Prime numbers are the building blocks of mathematics, especially in the domain of number theory. A prime number is defined as a positive integer greater than 1 that has no divisors other than 1 and itself. This means they cannot be formed by multiplying two smaller numbers together.

Examples of prime numbers include 2, 3, 5, 7, 11, and so forth. The number 2 is particularly notable as it is the only even prime number; all other primes are odd, since any even number greater than 2 can be divided by 2.

Understanding prime numbers is crucial because they play a central role in various mathematical concepts, including the Fundamental Theorem of Arithmetic, which states that every integer greater than 1 either is a prime itself or can be factored into primes in a way that is unique up to the order of the factors.

Prime numbers are not just a theoretical concept but also have practical applications, such as in cryptography where they are used to encrypt information, underscoring their importance beyond pure mathematics.

Discrete mathematics is an area of mathematics that is concerned with discrete, as opposed to continuous, quantities. It deals with objects that can only take distinct, separated values. This field of study encompasses a wide range of topics including logic, set theory, graph theory, and combinatorics.

Prime numbers, as an example, are studied within discrete mathematics because they are individual, countable entities. Discrete mathematics provides the tools and principles for analyzing and understanding properties of integers, such as proving whether or not a number is prime.

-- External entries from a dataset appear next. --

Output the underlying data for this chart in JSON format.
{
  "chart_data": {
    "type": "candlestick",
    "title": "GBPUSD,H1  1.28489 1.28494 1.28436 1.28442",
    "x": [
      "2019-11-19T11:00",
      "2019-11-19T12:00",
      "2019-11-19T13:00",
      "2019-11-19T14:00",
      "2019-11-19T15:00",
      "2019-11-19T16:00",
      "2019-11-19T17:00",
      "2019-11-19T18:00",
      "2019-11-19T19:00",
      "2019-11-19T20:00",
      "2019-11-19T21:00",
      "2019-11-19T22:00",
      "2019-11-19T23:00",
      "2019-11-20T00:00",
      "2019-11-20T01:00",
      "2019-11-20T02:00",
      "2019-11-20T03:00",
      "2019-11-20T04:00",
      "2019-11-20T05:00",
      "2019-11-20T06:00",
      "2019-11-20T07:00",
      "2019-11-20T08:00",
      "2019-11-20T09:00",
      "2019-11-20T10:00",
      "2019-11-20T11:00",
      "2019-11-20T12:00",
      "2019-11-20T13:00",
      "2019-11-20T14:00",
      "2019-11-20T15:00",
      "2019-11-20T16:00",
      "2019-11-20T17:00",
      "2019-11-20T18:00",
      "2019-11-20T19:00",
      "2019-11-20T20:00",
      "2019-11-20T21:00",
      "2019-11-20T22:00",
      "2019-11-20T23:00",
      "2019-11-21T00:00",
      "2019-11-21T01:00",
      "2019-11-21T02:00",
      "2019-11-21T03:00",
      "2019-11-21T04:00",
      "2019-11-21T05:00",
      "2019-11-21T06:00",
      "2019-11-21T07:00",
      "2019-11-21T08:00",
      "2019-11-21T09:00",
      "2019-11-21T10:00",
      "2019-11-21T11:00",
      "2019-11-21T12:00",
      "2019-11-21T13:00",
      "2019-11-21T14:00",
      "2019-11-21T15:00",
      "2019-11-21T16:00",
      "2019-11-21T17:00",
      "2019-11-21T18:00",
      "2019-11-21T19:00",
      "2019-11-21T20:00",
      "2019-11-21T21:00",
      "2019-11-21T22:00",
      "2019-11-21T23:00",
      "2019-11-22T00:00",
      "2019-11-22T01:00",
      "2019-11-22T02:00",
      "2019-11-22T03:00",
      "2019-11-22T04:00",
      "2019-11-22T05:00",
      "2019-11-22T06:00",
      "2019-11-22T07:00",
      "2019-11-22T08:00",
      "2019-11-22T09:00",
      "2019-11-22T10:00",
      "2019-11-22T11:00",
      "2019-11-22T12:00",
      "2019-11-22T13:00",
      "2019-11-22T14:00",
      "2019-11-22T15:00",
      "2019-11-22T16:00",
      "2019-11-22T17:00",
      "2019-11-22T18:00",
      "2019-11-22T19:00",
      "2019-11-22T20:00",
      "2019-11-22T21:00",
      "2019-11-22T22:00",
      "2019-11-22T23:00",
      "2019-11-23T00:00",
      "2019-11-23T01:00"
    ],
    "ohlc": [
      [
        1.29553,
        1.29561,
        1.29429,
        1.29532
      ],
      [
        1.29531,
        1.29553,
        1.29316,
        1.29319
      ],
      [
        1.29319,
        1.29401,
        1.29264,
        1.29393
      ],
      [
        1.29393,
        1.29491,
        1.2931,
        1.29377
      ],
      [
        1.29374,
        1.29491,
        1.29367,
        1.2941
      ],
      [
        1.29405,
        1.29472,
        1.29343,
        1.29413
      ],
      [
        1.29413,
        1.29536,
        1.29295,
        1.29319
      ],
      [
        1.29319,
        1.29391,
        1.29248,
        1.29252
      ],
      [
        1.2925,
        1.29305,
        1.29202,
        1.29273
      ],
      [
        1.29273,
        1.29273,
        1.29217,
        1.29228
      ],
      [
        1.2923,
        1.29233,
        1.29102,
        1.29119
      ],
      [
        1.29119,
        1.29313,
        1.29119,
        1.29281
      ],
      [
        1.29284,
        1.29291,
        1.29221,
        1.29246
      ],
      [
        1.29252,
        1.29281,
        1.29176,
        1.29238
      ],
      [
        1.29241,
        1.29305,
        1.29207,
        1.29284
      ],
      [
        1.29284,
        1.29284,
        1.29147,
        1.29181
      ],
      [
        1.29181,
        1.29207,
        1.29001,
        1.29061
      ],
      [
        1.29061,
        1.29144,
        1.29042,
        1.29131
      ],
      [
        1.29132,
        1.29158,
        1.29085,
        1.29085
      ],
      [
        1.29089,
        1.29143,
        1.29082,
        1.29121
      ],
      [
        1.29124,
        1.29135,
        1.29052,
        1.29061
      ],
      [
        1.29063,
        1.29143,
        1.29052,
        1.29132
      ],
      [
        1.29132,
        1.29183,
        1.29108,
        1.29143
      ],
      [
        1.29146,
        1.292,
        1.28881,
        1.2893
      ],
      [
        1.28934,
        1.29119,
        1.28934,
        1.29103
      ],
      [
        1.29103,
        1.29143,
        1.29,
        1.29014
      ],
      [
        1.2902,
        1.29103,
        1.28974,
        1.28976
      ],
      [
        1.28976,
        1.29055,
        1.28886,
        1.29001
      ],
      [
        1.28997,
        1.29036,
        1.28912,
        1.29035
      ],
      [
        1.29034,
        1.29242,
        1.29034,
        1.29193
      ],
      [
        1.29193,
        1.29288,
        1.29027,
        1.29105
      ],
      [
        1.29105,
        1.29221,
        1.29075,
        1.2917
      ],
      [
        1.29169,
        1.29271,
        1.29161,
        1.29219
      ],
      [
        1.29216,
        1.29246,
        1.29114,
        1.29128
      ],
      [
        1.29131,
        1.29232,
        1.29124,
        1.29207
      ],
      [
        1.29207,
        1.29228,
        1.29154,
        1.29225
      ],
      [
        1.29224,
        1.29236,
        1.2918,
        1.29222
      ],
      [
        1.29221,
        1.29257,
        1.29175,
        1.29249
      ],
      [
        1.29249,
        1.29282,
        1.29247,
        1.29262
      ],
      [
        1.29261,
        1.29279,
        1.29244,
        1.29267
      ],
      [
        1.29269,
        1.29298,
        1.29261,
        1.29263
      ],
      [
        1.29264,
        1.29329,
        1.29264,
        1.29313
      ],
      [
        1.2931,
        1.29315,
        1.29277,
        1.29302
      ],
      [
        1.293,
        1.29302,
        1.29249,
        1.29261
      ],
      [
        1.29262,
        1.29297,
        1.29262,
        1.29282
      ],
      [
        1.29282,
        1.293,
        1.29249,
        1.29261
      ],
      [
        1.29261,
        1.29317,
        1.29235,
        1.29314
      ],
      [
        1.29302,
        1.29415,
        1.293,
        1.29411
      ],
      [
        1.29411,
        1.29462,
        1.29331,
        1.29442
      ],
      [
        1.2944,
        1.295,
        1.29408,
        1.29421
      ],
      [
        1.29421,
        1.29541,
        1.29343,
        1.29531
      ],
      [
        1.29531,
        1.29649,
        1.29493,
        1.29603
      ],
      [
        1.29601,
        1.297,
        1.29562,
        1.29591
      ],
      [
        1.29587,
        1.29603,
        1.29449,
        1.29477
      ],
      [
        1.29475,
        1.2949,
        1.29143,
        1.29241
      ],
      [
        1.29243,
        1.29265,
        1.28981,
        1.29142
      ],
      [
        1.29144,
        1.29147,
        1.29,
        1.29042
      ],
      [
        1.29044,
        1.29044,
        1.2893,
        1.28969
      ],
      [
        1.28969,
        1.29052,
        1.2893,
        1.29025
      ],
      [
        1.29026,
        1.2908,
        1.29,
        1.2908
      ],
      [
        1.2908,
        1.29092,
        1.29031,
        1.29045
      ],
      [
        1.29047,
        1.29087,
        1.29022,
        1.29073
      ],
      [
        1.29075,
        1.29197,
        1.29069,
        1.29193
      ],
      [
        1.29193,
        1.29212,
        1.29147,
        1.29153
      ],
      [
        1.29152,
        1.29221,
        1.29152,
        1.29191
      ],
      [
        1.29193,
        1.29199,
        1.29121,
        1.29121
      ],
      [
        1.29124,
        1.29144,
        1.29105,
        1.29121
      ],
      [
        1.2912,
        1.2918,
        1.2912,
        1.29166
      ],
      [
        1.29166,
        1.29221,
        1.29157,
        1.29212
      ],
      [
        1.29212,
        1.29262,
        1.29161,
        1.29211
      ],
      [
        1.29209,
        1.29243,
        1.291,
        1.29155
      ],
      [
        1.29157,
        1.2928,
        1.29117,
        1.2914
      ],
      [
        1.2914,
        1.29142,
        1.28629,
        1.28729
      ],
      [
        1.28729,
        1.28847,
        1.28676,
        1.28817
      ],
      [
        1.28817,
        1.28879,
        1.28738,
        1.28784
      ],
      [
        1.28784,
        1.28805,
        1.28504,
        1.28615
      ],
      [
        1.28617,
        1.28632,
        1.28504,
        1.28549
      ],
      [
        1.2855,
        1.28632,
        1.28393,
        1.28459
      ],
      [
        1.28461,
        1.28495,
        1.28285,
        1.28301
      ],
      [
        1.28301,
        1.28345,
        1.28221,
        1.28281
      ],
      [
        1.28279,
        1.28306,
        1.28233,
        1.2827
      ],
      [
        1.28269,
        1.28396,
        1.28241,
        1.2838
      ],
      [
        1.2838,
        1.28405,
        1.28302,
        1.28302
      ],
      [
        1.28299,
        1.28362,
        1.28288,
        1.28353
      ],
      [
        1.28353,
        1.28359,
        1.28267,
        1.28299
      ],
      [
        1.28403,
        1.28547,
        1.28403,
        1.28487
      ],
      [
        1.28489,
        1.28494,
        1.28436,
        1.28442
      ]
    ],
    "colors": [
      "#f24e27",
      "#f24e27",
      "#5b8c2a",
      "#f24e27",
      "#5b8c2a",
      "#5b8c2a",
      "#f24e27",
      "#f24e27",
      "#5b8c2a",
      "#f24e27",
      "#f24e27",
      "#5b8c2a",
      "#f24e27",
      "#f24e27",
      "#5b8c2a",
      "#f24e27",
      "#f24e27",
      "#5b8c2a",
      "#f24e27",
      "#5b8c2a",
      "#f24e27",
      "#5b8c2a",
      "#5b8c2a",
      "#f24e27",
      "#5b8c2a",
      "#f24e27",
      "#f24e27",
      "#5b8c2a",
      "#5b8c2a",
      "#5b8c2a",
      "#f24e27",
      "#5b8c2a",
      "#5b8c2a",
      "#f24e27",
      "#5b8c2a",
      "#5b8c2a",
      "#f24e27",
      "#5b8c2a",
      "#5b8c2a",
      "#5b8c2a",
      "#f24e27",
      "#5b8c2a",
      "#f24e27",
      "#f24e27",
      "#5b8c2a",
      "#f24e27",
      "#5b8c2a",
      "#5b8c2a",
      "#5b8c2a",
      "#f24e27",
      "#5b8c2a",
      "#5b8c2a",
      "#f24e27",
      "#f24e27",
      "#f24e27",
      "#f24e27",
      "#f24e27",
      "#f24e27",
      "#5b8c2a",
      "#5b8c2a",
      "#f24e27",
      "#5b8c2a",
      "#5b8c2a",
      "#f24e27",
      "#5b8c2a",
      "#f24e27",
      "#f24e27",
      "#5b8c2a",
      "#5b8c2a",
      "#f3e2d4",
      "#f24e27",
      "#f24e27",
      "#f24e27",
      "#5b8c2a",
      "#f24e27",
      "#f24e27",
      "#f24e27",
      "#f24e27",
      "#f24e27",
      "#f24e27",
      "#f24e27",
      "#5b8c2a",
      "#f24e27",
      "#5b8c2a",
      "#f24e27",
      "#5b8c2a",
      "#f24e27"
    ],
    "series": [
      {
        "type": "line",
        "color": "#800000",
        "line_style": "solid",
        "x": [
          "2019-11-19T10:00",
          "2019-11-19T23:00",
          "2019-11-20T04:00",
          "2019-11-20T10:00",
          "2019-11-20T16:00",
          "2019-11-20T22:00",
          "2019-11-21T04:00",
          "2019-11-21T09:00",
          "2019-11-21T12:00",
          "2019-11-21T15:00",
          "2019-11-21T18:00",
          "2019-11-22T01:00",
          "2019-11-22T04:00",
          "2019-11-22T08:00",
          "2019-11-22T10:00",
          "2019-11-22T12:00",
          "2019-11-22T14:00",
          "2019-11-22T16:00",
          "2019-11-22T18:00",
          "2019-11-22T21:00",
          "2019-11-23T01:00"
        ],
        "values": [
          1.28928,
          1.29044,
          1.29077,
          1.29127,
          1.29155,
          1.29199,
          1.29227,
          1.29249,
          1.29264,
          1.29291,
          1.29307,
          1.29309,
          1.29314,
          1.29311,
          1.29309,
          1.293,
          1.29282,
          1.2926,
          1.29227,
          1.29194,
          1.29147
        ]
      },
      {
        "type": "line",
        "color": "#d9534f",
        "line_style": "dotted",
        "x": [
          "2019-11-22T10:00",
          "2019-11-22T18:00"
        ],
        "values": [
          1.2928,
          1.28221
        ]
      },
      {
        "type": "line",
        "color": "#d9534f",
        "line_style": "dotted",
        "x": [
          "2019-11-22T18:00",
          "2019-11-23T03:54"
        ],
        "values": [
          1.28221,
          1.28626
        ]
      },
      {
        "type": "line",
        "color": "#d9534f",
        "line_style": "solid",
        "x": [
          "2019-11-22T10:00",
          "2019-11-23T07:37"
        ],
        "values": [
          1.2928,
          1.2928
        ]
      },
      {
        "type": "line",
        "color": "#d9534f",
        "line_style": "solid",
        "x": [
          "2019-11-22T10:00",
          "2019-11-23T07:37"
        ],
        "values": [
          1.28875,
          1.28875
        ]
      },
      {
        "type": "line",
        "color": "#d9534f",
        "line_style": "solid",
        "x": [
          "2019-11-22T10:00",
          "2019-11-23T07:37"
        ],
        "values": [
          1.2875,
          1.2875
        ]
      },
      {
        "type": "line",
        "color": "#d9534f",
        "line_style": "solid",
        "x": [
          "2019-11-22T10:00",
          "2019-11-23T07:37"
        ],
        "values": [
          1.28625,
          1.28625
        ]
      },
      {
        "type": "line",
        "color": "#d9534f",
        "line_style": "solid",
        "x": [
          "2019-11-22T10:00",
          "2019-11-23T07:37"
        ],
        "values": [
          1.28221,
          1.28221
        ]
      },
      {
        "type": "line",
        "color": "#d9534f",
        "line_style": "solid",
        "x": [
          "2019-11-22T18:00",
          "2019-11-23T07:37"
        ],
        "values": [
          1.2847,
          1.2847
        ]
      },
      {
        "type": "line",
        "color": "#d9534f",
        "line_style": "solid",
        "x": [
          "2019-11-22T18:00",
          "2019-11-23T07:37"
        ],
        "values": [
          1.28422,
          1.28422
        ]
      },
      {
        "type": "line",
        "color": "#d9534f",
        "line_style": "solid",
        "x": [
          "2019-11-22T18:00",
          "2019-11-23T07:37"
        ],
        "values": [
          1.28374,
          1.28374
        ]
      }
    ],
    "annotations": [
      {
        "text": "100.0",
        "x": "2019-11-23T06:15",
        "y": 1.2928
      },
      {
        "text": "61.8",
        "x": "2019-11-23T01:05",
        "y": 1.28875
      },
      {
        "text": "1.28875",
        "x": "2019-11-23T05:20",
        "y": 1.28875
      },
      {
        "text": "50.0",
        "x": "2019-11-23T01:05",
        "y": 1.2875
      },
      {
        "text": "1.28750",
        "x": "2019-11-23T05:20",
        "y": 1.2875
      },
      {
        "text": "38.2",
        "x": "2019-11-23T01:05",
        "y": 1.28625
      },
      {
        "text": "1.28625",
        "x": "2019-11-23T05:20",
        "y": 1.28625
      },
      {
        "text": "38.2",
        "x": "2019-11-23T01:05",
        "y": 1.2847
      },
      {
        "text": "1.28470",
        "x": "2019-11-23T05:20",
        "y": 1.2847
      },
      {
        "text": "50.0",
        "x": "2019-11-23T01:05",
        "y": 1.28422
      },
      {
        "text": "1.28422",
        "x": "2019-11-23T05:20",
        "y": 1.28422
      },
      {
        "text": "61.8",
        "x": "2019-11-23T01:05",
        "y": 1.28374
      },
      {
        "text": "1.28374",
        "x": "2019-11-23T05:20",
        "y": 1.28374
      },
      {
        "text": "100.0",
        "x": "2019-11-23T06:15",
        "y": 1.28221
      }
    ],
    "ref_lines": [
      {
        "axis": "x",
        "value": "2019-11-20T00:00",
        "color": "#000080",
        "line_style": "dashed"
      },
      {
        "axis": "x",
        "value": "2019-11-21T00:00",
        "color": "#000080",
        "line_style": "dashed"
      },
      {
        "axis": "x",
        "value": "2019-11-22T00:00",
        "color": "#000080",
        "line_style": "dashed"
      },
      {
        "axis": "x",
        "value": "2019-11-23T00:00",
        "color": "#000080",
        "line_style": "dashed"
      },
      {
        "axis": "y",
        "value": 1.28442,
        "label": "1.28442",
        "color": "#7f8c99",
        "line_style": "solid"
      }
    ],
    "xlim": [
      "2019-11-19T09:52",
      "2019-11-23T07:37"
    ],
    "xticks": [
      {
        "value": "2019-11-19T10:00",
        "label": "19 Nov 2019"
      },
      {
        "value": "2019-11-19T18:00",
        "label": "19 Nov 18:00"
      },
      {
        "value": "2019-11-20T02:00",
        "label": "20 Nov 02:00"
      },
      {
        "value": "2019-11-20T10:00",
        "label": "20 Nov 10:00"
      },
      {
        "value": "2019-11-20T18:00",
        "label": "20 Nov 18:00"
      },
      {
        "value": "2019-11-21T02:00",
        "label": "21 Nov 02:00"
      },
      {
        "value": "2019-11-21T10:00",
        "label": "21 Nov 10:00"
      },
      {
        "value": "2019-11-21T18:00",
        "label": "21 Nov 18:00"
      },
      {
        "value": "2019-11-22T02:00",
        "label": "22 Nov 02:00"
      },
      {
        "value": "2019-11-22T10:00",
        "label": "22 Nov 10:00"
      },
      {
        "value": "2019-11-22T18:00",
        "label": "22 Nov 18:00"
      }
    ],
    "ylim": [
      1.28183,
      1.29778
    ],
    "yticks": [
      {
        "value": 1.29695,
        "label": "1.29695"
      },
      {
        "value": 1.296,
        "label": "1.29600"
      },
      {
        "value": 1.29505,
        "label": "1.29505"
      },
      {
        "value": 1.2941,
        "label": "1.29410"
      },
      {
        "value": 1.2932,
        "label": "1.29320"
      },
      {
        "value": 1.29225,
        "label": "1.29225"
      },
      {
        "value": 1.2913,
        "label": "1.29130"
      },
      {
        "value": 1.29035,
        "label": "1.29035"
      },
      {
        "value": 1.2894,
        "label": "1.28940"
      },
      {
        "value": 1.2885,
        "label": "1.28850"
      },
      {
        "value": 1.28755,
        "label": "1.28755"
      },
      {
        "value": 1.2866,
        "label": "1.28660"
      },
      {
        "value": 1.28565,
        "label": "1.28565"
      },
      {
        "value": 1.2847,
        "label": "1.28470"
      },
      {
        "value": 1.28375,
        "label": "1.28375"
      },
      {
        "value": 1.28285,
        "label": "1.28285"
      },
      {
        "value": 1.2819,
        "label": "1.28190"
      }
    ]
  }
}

One vital aspect of discrete mathematics is its emphasis on proof and logical reasoning. Proving conjectures, whether through direct proofs, proof by contradiction, or constructing counterexamples, is at the heart of this discipline. This process of rigorous verification is critical for establishing the validity of mathematical statements.

The relevance of discrete mathematics extends into computer science, where it has applications in algorithm design, analysis of algorithms, and complexity theory. It helps us to design algorithms that are both efficient and reliable, as in encryption algorithms that rely on prime numbers.

A counterexample is a specific example or case that demonstrates a statement to be false. In mathematics, when a claim is made, it often holds generally. However, if you can find even one situation where the claim does not hold, then the claim cannot be universally true.

For instance, the claim that 'if n is a prime number, then 2^n - 1 is also a prime' can be disproven by providing a prime number for n where 2^n - 1 is not prime. As we saw in the exercise, the prime number 11 was used to calculate 2^{11} - 1, which equals 2047. Upon factoring, we find that 2047 is divisible by 23 and 89, showing that it is not a prime number. Thus, this single counterexample is enough to refute the original claim.

Counterexample is a powerful tool in mathematics because it requires only one instance to disprove a general statement, whereas proving a statement generally requires showing that it holds true in all cases. The ability to find counterexamples is an important skill in mathematical problem-solving and theory development.